If you get a big enough mask, no one can tell if you’re asleep at your desk
Wishy-washy sounds like someone that’s optimistically clean.
[dark movie theater]
me: *opens soda can*
them:
me: *opens then starts loudly crunching corn nuts*
them: Shhhh
me: *pulls out cast iron with sizzling fajitas*
Me: Got my finger stuck in this beer bottle.
Wife: How?!
M: Just help me.
W: Have you tried butter?
M: It’s delicious. Now will you help me?
remember when we were little & we all thought we knew karate
date: So what do you do?
me: *pulls out stuffed fox* I’m a taxidermist
date: Oh wow
fox: and a ventriloquist
in case you were wondering how things are going these days for the generation that attended kindergarten exclusively via zoom…
our 6yo has started surreptitiously playing wordle on his school-issued chromebook while in class and skyping us his score
Washing machine doesn’t give a shit
Jack and Jill went up the hill
To fetch an ounce of ganja
Jack lit up and took a puff
And Jill cuffed him. She was DEA. Jack died in prison.
“Do you ever get the feeling Mitch is an undercover cop?”
[MITCH enters]
MITCH: Hey guys! *speaking into shirt collar* I brought the drugs
People on LinkedIn on a Saturday.
Who. Hurt. You?
Added my sticker to the family on the back of your van I am in your family now you have to bring me to costco every time you go.

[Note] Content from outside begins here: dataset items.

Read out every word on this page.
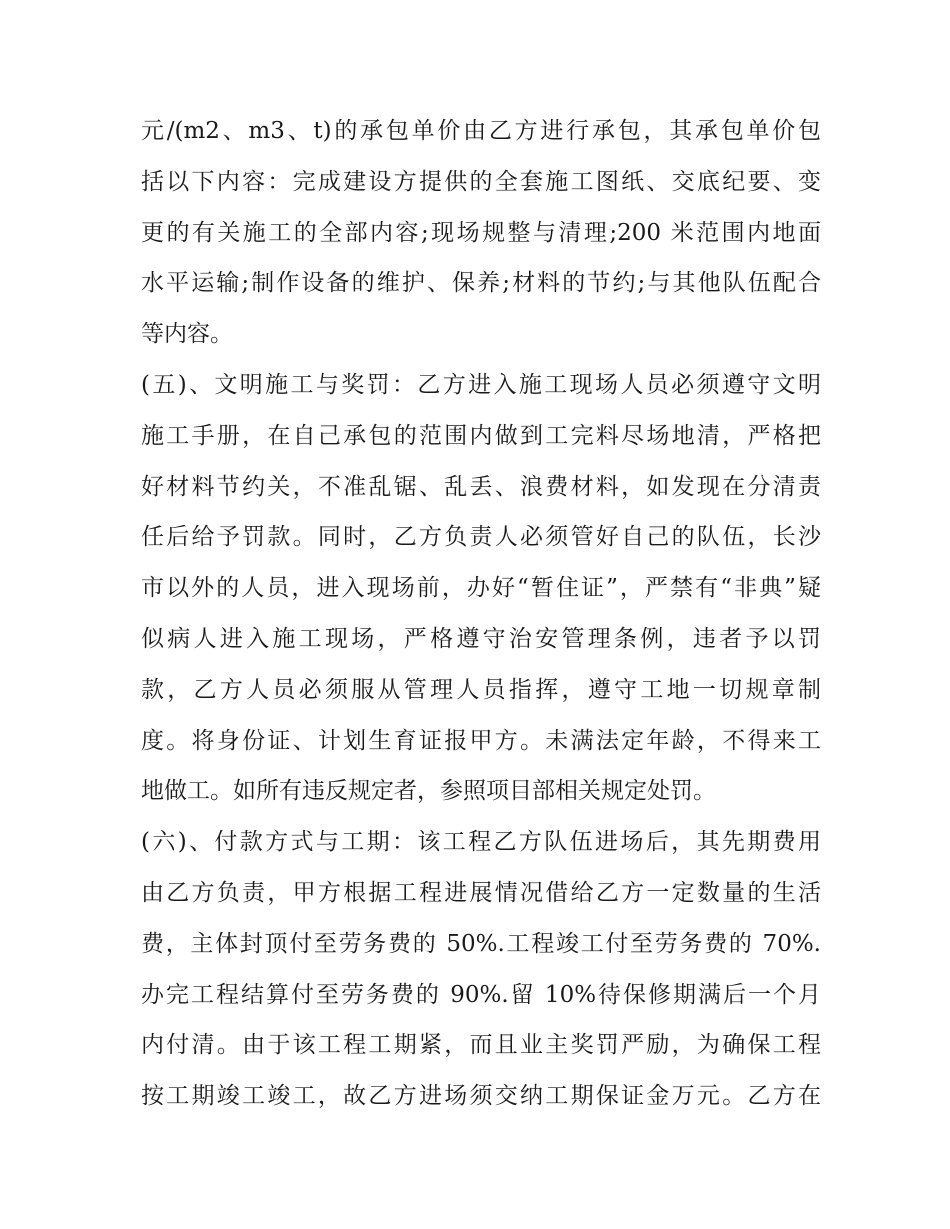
元/(m2、m3、t)的承包单价由乙方进行承包，其承包单价包
括以下内容：完成建设方提供的全套施工图纸、交底纪要、变
更的有关施工的全部内容;现场规整与清理;200 米范围内地面
水平运输;制作设备的维护、保养;材料的节约;与其他队伍配合
等内容。
(五)、文明施工与奖罚：乙方进入施工现场人员必须遵守文明
施工手册，在自己承包的范围内做到工完料尽场地清，严格把
好材料节约关，不准乱锯、乱丢、浪费材料，如发现在分清责
任后给予罚款。同时，乙方负责人必须管好自己的队伍，长沙
市以外的人员，进入现场前，办好“暂住证”，严禁有“非典”疑
似病人进入施工现场，严格遵守治安管理条例，违者予以罚
款，乙方人员必须服从管理人员指挥，遵守工地一切规章制
度。将身份证、计划生育证报甲方。未满法定年龄，不得来工
地做工。如所有违反规定者，参照项目部相关规定处罚。
(六)、付款方式与工期：该工程乙方队伍进场后，其先期费用
由乙方负责，甲方根据工程进展情况借给乙方一定数量的生活
费，主体封顶付至劳务费的 50%.工程竣工付至劳务费的 70%.
办完工程结算付至劳务费的 90%.留 10%待保修期满后一个月
内付清。由于该工程工期紧，而且业主奖罚严励，为确保工程
按工期竣工竣工，故乙方进场须交纳工期保证金万元。乙方在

Me: What did you do today while I was at work?
Dog: Me? Nothing. Just slept.
Me: I think you’re lying.
Dog: *visibly sweating* why do you say that?
[job interview]
Boss: What’s this 3 year gap in your résumé?
Me: I believe the explanation is clear.
B: It just says “ninja-ing.” I don’t underst—
*I have disappeared*
B: Oh man. *looking around* You’re hired.
[From ceiling]
M: I accept.
[running a concession stand] pay me $5 and i’ll admit you were right
Me at 15: I can’t wait to make my own money and buy whatever I want
Me now: *rinses off a sliced cheese that fell on the floor*
As an adult you should already know shit like if you’re standing in the rain you should wear a rain coat and if you’re standing in a trench, you should wear a trench coat
Picked my kid up from a playdate at a pristine home and the mom said “excuse the mess” so I guess that’s the end of that friendship
you can hear the blood in your veins if you listen varicosely
My kids have apparently started a neighborhood rock washing business, they stick them in their pockets, I unknowingly put them through the machine and they come out all shiny on the other end
Me: does it bother you that there are 52 full-sized teeth hiding in the baby’s head?
Her: well it does now
first person to make a calzone: *looking at pizza* I can fix him
Please stop adding touchscreens to cars most of these idiots can barely drive as it is
oh cool this article looks like a neat re-“JOIN OUR NEWSLETTER TO NEVER MISS OUT ON THE BEST NEWS EVER BUT FIRST DISABLE YOUR ADBLOCKER ALSO CAN WE HAVE YOUR PHONE NU-“
My grocery store keeps rearranging the produce section. If I need to work this hard to find bananas, there better be a damn tropical breeze!
When he was very, very young the Greek philosopher was a mere Aristoddler.
Idk why this guy is alway bitching about his wife, she seems great. When I ate his lunch today the”I love u”note she left him made me smile.